Les rentiers ne produisent rien. Ils vivent de la production existante, ils ne la créent pas. C’est pourquoi les économistes classiques disaient qu’ils soutenaient les capitalistes industriels, et non les propriétaires britanniques, les monopolistes et les banques prédatrices.

JS : Tout cela a été oublié, tant aux États-Unis qu’en Angleterre –

MH : Disons plutôt expurgé du programme d’études.

JS : Ce qui est pire encore que l’oubli.

MH : C’est pour cela que l’on n’enseigne plus l’histoire de la pensée économique aux États-Unis. Parce qu’alors, vous verriez qu’Adam Smith, John Stuart Mill et les « socialistes ricardiens », et même la plus grande partie des économistes du XIXe siècle, avaient une idée complètement opposée de ce qui constituait un marché libre.

JS : Opposée ? Comment cela ?

MH : À l’opposé de l’idée néolibérale selon laquelle la liberté signifie la liberté pour les riches de s’endetter et de détruire l’économie. Opposée à la liberté de Brutus de renverser les rois romains et d’établir une oligarchie autocratique.

JS : Devons-nous voir les rois romains comme des défenseurs du peuple, les défendant contre des oligarques prédateurs ?

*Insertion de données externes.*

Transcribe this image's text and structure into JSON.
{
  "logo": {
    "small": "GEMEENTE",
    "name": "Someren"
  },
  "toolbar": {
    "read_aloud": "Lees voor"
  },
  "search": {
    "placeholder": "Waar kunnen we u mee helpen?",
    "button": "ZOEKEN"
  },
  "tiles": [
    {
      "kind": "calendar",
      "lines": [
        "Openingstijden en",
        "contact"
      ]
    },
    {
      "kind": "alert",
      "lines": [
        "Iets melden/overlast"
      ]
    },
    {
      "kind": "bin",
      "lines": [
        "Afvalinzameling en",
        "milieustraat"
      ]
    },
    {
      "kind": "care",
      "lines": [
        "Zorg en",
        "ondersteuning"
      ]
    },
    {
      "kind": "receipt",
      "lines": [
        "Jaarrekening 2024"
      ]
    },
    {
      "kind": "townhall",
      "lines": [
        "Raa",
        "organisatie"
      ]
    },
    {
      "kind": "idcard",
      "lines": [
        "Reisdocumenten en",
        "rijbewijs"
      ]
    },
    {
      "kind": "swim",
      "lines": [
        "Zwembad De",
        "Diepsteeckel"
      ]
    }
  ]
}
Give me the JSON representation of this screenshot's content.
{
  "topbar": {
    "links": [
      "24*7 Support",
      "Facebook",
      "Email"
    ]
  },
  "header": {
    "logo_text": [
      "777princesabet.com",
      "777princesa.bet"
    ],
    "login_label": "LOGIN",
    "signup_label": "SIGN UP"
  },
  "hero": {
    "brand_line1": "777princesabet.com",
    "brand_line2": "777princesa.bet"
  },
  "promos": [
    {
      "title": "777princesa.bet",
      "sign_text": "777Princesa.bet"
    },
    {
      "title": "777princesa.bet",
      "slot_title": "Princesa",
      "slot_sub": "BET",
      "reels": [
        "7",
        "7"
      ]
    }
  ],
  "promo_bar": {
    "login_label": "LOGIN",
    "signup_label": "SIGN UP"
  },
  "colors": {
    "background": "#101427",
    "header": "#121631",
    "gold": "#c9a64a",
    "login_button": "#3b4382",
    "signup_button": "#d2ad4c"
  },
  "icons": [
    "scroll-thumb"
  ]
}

MH : Oui, surtout Servius Tullius. Il y eut une grande floraison de Rome, rendant la ville attrayante pour les immigrants en rendant la ville vivable pour les nouveaux arrivants. Cela se fit parce qu’à cette époque, au VIe siècle avant J.-C., toutes les sociétés connaissaient une pénurie de main-d’œuvre. La main-d’œuvre était le facteur de production en pénurie, et non la terre. Même à Athènes, la terre n’était pas en pénurie aux VIe et Ve siècles. Vous aviez besoin de main-d’œuvre, et vous deviez donc faire en sorte qu’il soit intéressant pour les immigrants de rejoindre votre société au lieu de voir votre peuple s’enfuir, comme ils le feraient dans une société dirigée par des créanciers réduisant les clients à la servitude.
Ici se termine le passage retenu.